Wray ha aggiunto che l’FBI sta “esaminando i parametri legali” e ha affermato che il Federal Bureau ha mosso una serie di accuse relative alle molestie, alle attività di stalking, di monitoraggio e ai ricatti perpetrati da parte del governo cinese ai danni di cinesi residenti negli Stati Uniti che erano critici nei confronti del presidente cinese Xi Jinping.
“È un vero problema ed è qualcosa di cui stiamo parlando anche con i nostri partner stranieri, perché non siamo l’unico Paese in cui ciò è accaduto”.
Prevedibilmente, Pechino ha respinto ogni accusa. “Le organizzazioni menzionate non sono stazioni di polizia o centri di servizio della polizia”, ha ribadito il portavoce del Ministero degli Esteri cinese Zhao Lijian Zhao.
“Le loro attività consistono nell’assistere i cittadini cinesi locali che devono richiedere online il rinnovo della patente di guida scaduta e nello svolgere attività relative ai servizi sanitari come le visite mediche fornendo la sede”.
Tuttavia, il quotidiano spagnolo El Correo ha citato un anonimo funzionario del Ministero degli Esteri cinese a Shanghai, il quale avrebbe ammesso che le stazioni di polizia all’estero fanno parte del modus operandi della Cina:
“I trattati bilaterali sono molto farraginosi e l’Europa è riluttante a estradare in Cina.
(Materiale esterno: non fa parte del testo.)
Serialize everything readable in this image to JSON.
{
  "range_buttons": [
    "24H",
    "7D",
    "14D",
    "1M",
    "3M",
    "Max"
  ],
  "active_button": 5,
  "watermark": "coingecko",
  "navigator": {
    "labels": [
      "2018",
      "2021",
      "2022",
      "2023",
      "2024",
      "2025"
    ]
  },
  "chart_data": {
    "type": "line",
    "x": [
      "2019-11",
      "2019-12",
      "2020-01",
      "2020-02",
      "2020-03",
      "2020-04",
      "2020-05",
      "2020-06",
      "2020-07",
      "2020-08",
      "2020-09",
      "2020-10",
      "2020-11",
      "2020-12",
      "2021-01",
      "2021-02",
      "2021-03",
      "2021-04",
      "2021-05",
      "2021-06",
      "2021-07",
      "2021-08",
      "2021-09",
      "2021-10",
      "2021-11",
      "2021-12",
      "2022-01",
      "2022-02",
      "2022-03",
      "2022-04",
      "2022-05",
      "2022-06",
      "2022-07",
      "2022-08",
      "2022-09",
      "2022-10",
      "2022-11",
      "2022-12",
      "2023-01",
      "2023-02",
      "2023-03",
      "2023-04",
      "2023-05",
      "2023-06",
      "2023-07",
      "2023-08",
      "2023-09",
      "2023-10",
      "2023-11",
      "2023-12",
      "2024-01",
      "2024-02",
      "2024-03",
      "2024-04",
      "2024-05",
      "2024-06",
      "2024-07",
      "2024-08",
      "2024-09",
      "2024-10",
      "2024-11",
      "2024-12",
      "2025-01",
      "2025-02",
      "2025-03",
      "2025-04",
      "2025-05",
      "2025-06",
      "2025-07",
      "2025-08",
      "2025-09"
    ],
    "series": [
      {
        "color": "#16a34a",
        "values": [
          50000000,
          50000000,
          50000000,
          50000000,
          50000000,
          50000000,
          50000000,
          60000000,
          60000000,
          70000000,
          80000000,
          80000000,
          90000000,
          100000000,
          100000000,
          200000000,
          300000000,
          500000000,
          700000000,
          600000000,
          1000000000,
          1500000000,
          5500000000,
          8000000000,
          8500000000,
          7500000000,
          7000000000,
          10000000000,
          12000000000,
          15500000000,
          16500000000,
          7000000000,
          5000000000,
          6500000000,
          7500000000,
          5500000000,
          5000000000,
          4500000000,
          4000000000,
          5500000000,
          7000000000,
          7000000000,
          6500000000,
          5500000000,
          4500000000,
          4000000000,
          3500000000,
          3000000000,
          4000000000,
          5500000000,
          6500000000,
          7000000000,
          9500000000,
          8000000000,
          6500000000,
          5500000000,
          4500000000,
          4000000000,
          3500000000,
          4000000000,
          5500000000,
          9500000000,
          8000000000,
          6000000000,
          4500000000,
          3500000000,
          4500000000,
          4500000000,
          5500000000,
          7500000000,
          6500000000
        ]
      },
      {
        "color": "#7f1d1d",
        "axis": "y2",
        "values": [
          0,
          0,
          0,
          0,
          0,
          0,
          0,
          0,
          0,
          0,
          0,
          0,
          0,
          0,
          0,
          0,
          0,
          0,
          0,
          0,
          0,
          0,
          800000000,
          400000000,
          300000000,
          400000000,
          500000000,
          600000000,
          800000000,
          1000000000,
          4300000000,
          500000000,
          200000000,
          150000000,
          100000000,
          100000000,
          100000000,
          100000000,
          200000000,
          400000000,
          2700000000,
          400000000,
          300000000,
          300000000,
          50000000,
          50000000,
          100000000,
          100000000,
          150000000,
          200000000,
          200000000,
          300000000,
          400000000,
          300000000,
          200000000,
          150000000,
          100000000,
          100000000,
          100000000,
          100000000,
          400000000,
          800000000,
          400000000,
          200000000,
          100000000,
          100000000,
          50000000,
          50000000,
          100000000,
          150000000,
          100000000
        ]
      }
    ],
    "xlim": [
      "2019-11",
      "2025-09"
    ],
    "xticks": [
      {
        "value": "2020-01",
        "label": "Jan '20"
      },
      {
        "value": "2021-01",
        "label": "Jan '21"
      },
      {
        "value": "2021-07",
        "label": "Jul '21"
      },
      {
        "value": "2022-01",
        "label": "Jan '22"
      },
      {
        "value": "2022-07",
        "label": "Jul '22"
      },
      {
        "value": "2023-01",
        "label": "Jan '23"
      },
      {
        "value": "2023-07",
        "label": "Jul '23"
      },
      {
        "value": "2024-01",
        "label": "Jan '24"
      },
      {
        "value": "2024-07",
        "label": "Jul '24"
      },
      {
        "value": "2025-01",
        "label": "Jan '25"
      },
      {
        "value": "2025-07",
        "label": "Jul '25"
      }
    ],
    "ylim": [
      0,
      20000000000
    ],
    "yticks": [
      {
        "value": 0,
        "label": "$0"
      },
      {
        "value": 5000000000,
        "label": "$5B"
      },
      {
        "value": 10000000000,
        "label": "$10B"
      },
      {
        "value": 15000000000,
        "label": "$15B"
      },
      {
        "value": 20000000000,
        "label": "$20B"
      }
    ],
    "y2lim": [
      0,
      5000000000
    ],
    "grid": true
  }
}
Non vedo cosa ci sia di sbagliato nel fare pressioni sui criminali affinché vengano assicurati alla giustizia”.
Safeguard Defenders ha lanciato un appello ai Paesi affinché agiscano rapidamente contro le stazioni di polizia cinesi.
“Invitiamo i parlamentari a sollevare la questione con i loro governi: occorre chiedere se e come questa prassi viene monitorata; in che modo tali operazioni avvengono nel loro Paese e quali misure sono state formulate per contrastarle. Occorre prendere anche delle azioni per tutelare una diaspora cinese nei Paesi di destinazione, a meno che questi ultimi non si accontentino di avere un governo straniero che controlli le minoranze presenti sul loro territorio, spesso volutamente a discapito del Paese di destinazione e delle sue politiche, e finalizzate a costringere la diaspora all’obbedienza al PCC in qualsiasi parte del mondo. Devono essere resi disponibili con urgenza meccanismi specifici per la segnalazione e la tutela”.
Judith Bergman è avvocato, editorialista e analista politica. È Distinguished Senior Fellow presso il Gatestone Institute.